Last summer, Dean had asked Boone to mentor Piper so she could learn to write her own songs. Boone had tried, but the Grammy-award winner didn’t have an abundance of patience, and writing songs had proved to be more difficult than Piper had hoped it would be.

He’d written most of “You Don’t Need Me” and was kind enough to give Piper credit for the very little input she’d offered. Even after all his hard work on the song, he’d opted not to sing on the track. Boone had given that honor to Sawyer—as well as the job of helping her write songs for her new album.

“Boone once told me that a good song makes people feel,” Piper said. “If our song made you feel like believing in love can win, then we did our job.”

“You did an excellent job.” Kelly smiled and saw them out. Heath and Lana were ready to leave as soon as the interview was over. Piper was ushered out of the station and back into the limo without a chance to say anything to Sawyer.

“Lana, make a note that the next time we go to K104, I’ll need to approve all the questions ahead of time.” Her father’s peeved expression left no question he was unhappy with the insinuation that Piper and Sawyer were a couple. He was not going to take the news of this pregnancy well. “This is all Boone’s fault. If he hadn’t backed out of the arrangement I made with Dean, we wouldn’t have to deal with this slander.”

Piper wished she could blame someone other than herself, but she was the only one responsible for this entire mess. “Hoping Sawyer and I are dating is hardly slander.”

“When the new album comes out, everyone will move on,” Lana said. “People see them sing a love song together and it makes them want the feelings to be real. When you go your separate ways, the fans will forget about it.”

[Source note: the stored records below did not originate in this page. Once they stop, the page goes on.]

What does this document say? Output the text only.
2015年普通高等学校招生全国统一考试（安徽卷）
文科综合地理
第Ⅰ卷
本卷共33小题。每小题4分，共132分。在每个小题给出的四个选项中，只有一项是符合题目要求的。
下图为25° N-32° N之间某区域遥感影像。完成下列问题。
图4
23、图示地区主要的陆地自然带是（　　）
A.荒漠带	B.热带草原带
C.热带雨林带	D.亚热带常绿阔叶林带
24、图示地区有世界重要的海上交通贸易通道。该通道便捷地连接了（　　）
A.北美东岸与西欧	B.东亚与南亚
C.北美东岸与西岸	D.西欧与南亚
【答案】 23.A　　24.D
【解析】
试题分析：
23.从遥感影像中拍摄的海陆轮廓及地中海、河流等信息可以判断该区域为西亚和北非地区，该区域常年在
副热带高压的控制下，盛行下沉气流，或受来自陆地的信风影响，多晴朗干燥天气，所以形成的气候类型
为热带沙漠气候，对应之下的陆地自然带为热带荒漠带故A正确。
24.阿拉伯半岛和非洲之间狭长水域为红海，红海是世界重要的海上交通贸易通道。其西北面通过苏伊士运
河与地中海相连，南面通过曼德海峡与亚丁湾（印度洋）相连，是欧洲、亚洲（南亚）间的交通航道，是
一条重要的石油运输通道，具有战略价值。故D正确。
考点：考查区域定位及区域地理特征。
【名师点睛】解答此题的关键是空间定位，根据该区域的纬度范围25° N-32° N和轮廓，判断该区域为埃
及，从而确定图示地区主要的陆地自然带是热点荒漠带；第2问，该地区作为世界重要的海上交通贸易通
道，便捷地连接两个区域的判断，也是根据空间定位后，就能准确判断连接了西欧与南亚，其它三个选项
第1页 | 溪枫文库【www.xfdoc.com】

“We can hope,” her father replied.

The sinking feeling was back. He could hope all he wanted. Sawyer would forever be a part of their lives. There was a baby on the way, and Piper needed to figure out how to break the news to her father and Sawyer. Sooner than later.


SAWYER BOUNCED ON the balls of his feet as he shook out his arms and rolled his head from side to side like a boxer psyching himself up for his prizefight. Bridgestone Arena was where Sawyer had attended his very first concert back when he was sixteen. His sister, Faith, had driven him and two friends up to Nashville to see Kenny Chesney. Even from their nosebleed seats, he had felt the energy coming off the stage.